Hormon tedavisi alması planlanan bir kadında dikkatli bir muayene gereklidir. Mamografi ile memelerin değerlendirilmesi, smear alınarak rahim ağzı problemlerinin değerlendirilmesi, vajinal ultrason ile rahim iç zarının kalınlığının değerlendirilmesi ve kan biyokimyası (kan şekeri, lipidler, karaciğer ve böbrek fonksiyon testleri) en temel ve yapılması gerekli testlerdir.

Yumurtalık Hastalıkları

Gönderildiği yer: Sağlık | 0

Yumurtalıklar (over) karın boşluğunda rahimin iki yanında bağlarla asılı olarak yerleşmiş organlardır. Kadınlarda doğurganlığı sağlayan yumurta, yumurtalıklarda depolanır. Normalde kadınlarda iki tane yumurtalık bulunur. Bunlar yumurta üreten ve bunları salan organlardır. Ayrıca östrojen ve progesteron gibi kadınlık hormonlarını da salgılar.

Jinekolojik muayene ve pelvik ultrasonografi ile tespit edilen yumurtalık hastalıkları, kadınlarda kısırlığın nedeni olabildiği gibi fonksiyonel kistlere ve over kanserine de yol açabilir.

Yumurtalık İltihabı
Karında ağrı, ateş ve kokulu akıntı genel bulgulardır. Muayene ve akıntının mikrobiyolojik olarak incelenmesiyle tanı konur. Tedavi edilmediği durumlarda yumurtalıktaki iltihap kronik hale gelir ve apse oluşturup, tüplerde tıkanıklığa ve kısırlığa yol açar. Bu durumda yumurtalığın ve tüplerin ameliyatla alınması gerekebilir.

Yumurtalık Kistleri
Yumurtalık kistleri, yumurtalıklarda yerleşmiş içi sıvı dolu keselerdir. Yumurtalık kistleri çok sık görülmekte olup genellikle iki çeşittir; fonksiyonel ve anormal. Fonksiyonel kistler, yumurtalığın normal fonksiyonu icabı gelişirler. Genelde anormal kistlerden daha ufak olup tedaviye gerek kalmaksızın kendiliğinden giderler.

Dermoid Kist 
Yumurtalıklarda bulunan üreme hücrelerinden gelişir. Tedavisi, kistlerin cerrahi yöntemle çıkarılmasıdır. Kist, kanser olarak değerlendirilirse kanserin evresine göre sadece yumurtalığın alınması, rahim ve yumurtalıkların karın zarı lenf bezleri ve appendiksin alınması tercih edilebilir.
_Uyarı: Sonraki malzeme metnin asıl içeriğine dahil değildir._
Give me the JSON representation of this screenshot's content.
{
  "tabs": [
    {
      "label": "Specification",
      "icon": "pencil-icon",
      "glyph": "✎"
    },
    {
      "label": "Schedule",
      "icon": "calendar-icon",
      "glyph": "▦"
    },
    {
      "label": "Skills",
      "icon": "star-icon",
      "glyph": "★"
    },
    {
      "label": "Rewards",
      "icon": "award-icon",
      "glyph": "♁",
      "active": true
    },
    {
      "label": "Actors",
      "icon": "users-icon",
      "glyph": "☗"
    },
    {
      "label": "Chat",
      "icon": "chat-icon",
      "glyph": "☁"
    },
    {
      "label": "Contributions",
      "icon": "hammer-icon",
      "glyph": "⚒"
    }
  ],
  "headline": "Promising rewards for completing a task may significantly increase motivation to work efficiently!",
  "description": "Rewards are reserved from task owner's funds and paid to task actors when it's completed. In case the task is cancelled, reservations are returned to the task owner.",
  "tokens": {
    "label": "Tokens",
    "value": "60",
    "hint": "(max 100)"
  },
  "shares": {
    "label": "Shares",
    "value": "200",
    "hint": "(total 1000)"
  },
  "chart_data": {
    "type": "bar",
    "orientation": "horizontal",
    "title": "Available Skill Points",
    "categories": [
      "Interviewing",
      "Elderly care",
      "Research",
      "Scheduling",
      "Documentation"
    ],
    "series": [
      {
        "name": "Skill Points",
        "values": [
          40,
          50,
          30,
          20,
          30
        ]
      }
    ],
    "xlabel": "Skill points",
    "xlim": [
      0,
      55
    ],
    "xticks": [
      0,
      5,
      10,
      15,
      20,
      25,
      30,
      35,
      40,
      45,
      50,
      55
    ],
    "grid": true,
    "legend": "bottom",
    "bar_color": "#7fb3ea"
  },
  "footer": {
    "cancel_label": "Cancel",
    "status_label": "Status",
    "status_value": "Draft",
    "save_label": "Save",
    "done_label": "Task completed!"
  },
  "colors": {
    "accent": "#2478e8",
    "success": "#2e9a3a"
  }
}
Çikolata Kisti (Endometriosis)
Rahmin iç duvarının, yumurtalıklarda yerleşmesidir. Temel bulgusu ağrıdır. Yumurtalıkta oluşan kist, erimiş çikolataya benzediğinden “çikolata kisti” olarak adlandırılır ve kısırlık nedenlerinden biridir. Kronik bir hastalıktır ve tekrarlayabilir. Bu kistler cerrahi girişimle çıkarılır ve yeni odakları baskılayıcı tedavi uygulanır.

Polistik Over
Yumurtalıkların cidarında sıralanmış küçük kistlerdir. Adet gecikmelerine yol açar. Bunun yanı sıra Tip2 diyabet, kalp damar hastalığı, obezite, kısırlık, gebelikte düşük risklerini tetikleyebilir. Tedavi, hastanın durumuna göre uygulanır.

Yumurtalık Kanseri
Genellikle 50 yaş üstü kadınlarda görülür. Yumurtalık kanseri; erken menopoza giren ve ailesinde yumurtalık kanseri olan kadınlarda daha sık görülür. Kanser, yumurtalıklardan başlayarak vücudun çeşitli yerlerine örneğin, meme, rahim veya bağırsaklara yayılabilir.  Erken tanı ve doğru tedavi  çok önemlidir. Çok belirgin bulgu vermeyen yumurtalık kanserini erken evrelerde teşhis etmek genellikle mümkün olamamakta ve kanserin ileri evresinde tanı konulmaktadır. Bu nedenle özellikle 40 yaş üstü kadınların  düzenli muayene olmaları önemlidir.